Pero a ella cárcel sí le cambió la vida, no solo con la manera en la que se siente en su comunidad, sino que la hizo una mujer diferente, más comprometida, más consciente y más agradecida.

Cuando obtuvo su libertad, el 16 de septiembre de 2009, le daba pena que la gente en su pueblo la señalara y dijera: “es la señora que estuvo en la cárcel, esa es la señora que vimos en la tele, es la señora del periódico y se van por la familia y les enseñan que ahí estoy”.

Frente a la pena que sentía, muchos compañeros le dijeron que “nunca se agachara”, que caminara “con la frente en alto” y ahora su “idea es otra” porque “como trabajo en el tianguis, hasta me volteo para que me vean ya bien”.

Jacinta se volvió un personaje en la comunidad hasta para muchos jóvenes que buscan oportunidades en el extranjero o en otras ciudades y que de cuando en cuando regresan a su comunidad en Amealco.

“Como vendo helados en el tianguis, dulces en las escuelas, pues llegan y dicen: vamos a comprar con la señora y pues estoy contenta, porque me visitan y compran sus helados”, ríe como quien hace una travesura.

A siete años de recuperar su libertad, considera que tiene una deuda con la gente que la defendió, porque si en la cárcel “me apoyaron, sin tiempo, sin dinero, ¿yo por qué no voy a luchar? Yo creo que tengo que salir, buscar apoyo, antes no conocía, yo tengo mi conciencia bien y a mí me duele lo que pasa. Me preguntan si tengo miedo, pues miedo sí tengo, pero nunca me canso de dar las gracias”.

Su gratitud alcanza a estudiantes que no conoce, a los activistas que nunca logró ver, porque en prisión recibió decenas de cartas de jóvenes y personas que le decían que no se iban a cansar hasta verla libre.

En esas cartas le dejaban su teléfono, mensajes de aliento, oraciones y “a veces me dolía, me ponía a llorar, eran de muy lejos y ellos (los jóvenes) saben lo que hacen, pero cuando yo era así (joven) no sabía nada, ellos me sirvieron para luchar”.

Ahora su agradecimiento supera al miedo y utiliza su propia historia para denunciar que hay otros que, como ella, viven lo mismo o lo vivieron, lo que la lleva a participar en cualquier foro y plática pública, a pesar de sus responsabilidades en su originario Barrio 4 de Santiago Mexquititlán.
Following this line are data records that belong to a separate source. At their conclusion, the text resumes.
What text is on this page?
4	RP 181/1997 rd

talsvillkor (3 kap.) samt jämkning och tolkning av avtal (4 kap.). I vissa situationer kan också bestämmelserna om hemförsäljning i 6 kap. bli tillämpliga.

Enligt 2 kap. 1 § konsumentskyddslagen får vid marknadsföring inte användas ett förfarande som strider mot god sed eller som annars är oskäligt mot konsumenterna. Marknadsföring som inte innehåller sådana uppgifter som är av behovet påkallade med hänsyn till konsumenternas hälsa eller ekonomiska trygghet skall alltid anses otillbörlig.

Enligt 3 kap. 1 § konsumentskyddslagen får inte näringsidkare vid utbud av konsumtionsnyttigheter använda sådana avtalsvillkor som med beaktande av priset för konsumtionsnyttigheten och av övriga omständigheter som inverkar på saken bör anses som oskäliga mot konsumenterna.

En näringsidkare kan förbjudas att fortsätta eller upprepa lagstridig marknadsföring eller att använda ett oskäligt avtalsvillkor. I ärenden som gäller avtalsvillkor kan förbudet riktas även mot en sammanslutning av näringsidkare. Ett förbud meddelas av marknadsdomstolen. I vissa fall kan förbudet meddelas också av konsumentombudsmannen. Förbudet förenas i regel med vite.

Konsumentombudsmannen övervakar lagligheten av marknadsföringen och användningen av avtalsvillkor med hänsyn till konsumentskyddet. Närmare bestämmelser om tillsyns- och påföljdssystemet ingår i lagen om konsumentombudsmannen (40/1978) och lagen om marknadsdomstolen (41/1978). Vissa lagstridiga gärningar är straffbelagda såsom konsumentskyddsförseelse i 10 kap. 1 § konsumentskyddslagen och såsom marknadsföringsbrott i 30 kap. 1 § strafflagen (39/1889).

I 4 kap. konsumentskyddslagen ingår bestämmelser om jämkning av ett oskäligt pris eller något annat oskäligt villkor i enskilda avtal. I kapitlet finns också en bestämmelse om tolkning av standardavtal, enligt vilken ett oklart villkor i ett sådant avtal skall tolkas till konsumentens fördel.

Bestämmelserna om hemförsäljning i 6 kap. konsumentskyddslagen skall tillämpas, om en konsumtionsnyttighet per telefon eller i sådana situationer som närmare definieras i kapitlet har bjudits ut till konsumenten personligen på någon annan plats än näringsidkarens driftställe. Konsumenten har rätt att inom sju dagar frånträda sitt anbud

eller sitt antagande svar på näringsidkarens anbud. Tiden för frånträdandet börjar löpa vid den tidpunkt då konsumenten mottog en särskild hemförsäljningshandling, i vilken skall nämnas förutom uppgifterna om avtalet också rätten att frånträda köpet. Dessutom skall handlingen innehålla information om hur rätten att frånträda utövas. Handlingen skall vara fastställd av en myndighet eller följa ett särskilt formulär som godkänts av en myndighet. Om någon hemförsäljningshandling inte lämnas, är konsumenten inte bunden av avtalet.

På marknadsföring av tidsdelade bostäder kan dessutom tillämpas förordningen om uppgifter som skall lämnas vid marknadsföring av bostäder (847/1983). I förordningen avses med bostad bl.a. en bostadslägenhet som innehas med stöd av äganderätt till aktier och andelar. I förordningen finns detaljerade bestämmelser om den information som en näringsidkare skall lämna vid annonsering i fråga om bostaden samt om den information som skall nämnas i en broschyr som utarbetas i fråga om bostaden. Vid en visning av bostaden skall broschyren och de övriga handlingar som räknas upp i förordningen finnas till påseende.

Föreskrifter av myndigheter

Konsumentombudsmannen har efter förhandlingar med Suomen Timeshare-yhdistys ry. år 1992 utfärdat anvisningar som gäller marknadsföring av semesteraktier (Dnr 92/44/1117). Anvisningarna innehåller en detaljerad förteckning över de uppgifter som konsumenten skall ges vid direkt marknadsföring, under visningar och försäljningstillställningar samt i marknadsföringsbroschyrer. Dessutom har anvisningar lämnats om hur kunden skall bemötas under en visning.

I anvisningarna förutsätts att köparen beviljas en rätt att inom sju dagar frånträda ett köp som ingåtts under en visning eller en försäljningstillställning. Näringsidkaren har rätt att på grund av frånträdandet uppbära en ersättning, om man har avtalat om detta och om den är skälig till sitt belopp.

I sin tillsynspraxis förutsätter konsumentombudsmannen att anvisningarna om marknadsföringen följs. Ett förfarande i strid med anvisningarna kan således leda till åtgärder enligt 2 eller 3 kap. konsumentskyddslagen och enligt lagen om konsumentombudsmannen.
En Amealco la gente es muy humilde, asegura Jacinta y necesitan saber que hay justicia para ellos, por eso importa la disculpa de la PGR, para que se confirme su inocencia, pero sobre todo para que no vuelva a pasar otro caso como este.

De acuerdo con la Comisión para el Desarrollo de los Pueblos Indígenas (CDI), en el estado hay 36 presos indígenas, la mitad de ellos originarios de otros estados y uno de Guatemala, acusado de portar enervantes.

La mayoría de ellos enfrentan delitos mayores, como violaciones, homicidios, narcomenudeo, lo que hace imposible que salgan bajo fianza.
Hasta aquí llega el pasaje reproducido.